The Essence of This Problem: AI Accuracy in “Real-World Environments”
Starbucks’ case highlights a fundamental challenge of AI: high accuracy in controlled environments (demos or experiments) can fail in actual operational environments.
Store shelves contain many similar products, and lighting conditions and placement are not constant. AI model performance heavily depends on training data and environmental conditions, so even when touting “99% accuracy,” it didn’t work in the field.
The “Two Axes” of AI Implementation Risk Shown by Both Cases
| Uber’s Case | Starbucks’ Case | |
|---|---|---|
| Type of Problem | Cost-Effectiveness (ROI) | AI Accuracy / Field Fit |
| What Was Expected | Improved development productivity | Automated and efficient inventory management |
| What Happened | Costs exceeded benefits | Insufficient accuracy in the field |
| Root Cause | Lack of outcome measurement and management | Gap with actual environment |
These two represent contrasting yet complementary relationships as AI implementation failure patterns.

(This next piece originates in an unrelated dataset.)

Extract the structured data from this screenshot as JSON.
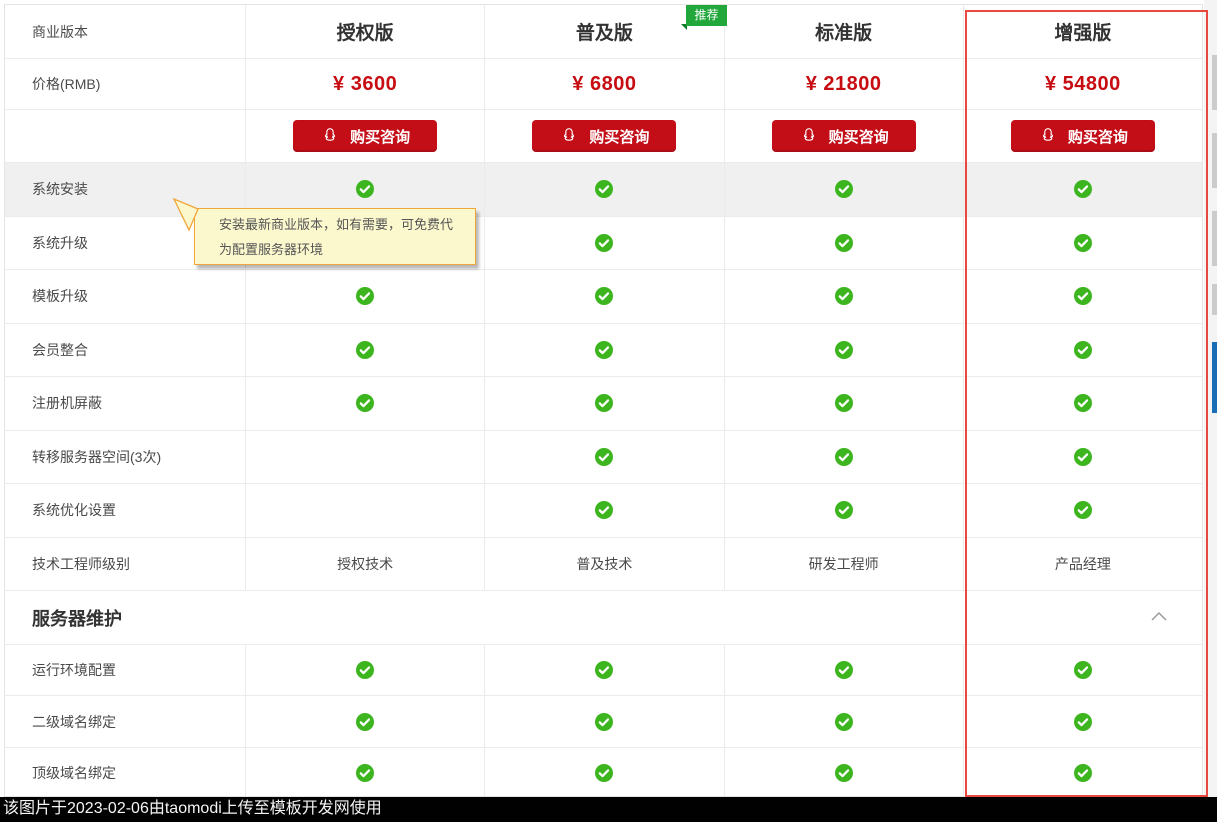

- Cost problems tend to become more apparent as AI tools spread and usage increases
- Accuracy and field fit problems are suddenly exposed by large-scale deployment without verification
Both share the commonality of “rushing implementation.”
Future Outlook: Costs May Rise Further
As Uber’s CTO revealed, high-function AI tools are already generating costs so significant that even large companies exhaust their annual budgets in just a few months.
Going forward, as AI model performance improves, usage unit prices may rise, and it’s entirely predictable that many organizations, including SMEs, will face similar cost issues. If you continue investing solely on the expectation that “using AI will improve efficiency,” you risk falling into the same dilemma as Uber.
5 Practical Points to Avoid AI Implementation Failure
1. Determine “Success Metrics” First
Before implementing AI, clearly define what constitutes success. It’s important to set metrics directly linked to business outcomes, such as customer satisfaction or reduction in defect counts, rather than code generation volume.
2. Start with Small-Scale Proof of Concept (PoC)
Rather than deploying to all stores at once like Starbucks, test in a limited environment, verify accuracy and effectiveness, then expand gradually.
3. Prioritize Frontline Reality
Accuracy shown in demos or sales materials is under ideal conditions. Avoid deciding on implementation without verification in actual operational environments.
4. Set Cost Limits and Exit Criteria
AI investment needs criteria for “how long to continue using it.” Business judgment requires the courage to reconsider if results aren’t visible.
5. Maintain Balance Between AI Dependency and Human Judgment
AI is ultimately a tool. A realistic approach is to gradually expand the scope of automation while retaining processes that require human verification or judgment.
Conclusion
Uber and Starbucks’ AI failure cases prove that the simple equation “AI implementation = success” doesn’t hold.
These companies weren’t ignorant about AI. Rather, organizations with world-class technical talent hit unexpected walls.
What’s important is not having excessive expectations for AI, but continuing to manage costs and outcomes from a realistic perspective. The true competitive advantage of AI utilization lies not in “implementing early,” but in “using it smartly and sustainably.”
Corporate trial and error around AI investment will likely continue. While calmly watching these trends, approaching AI at the optimal pace and method for your company is the shortcut to long-term success.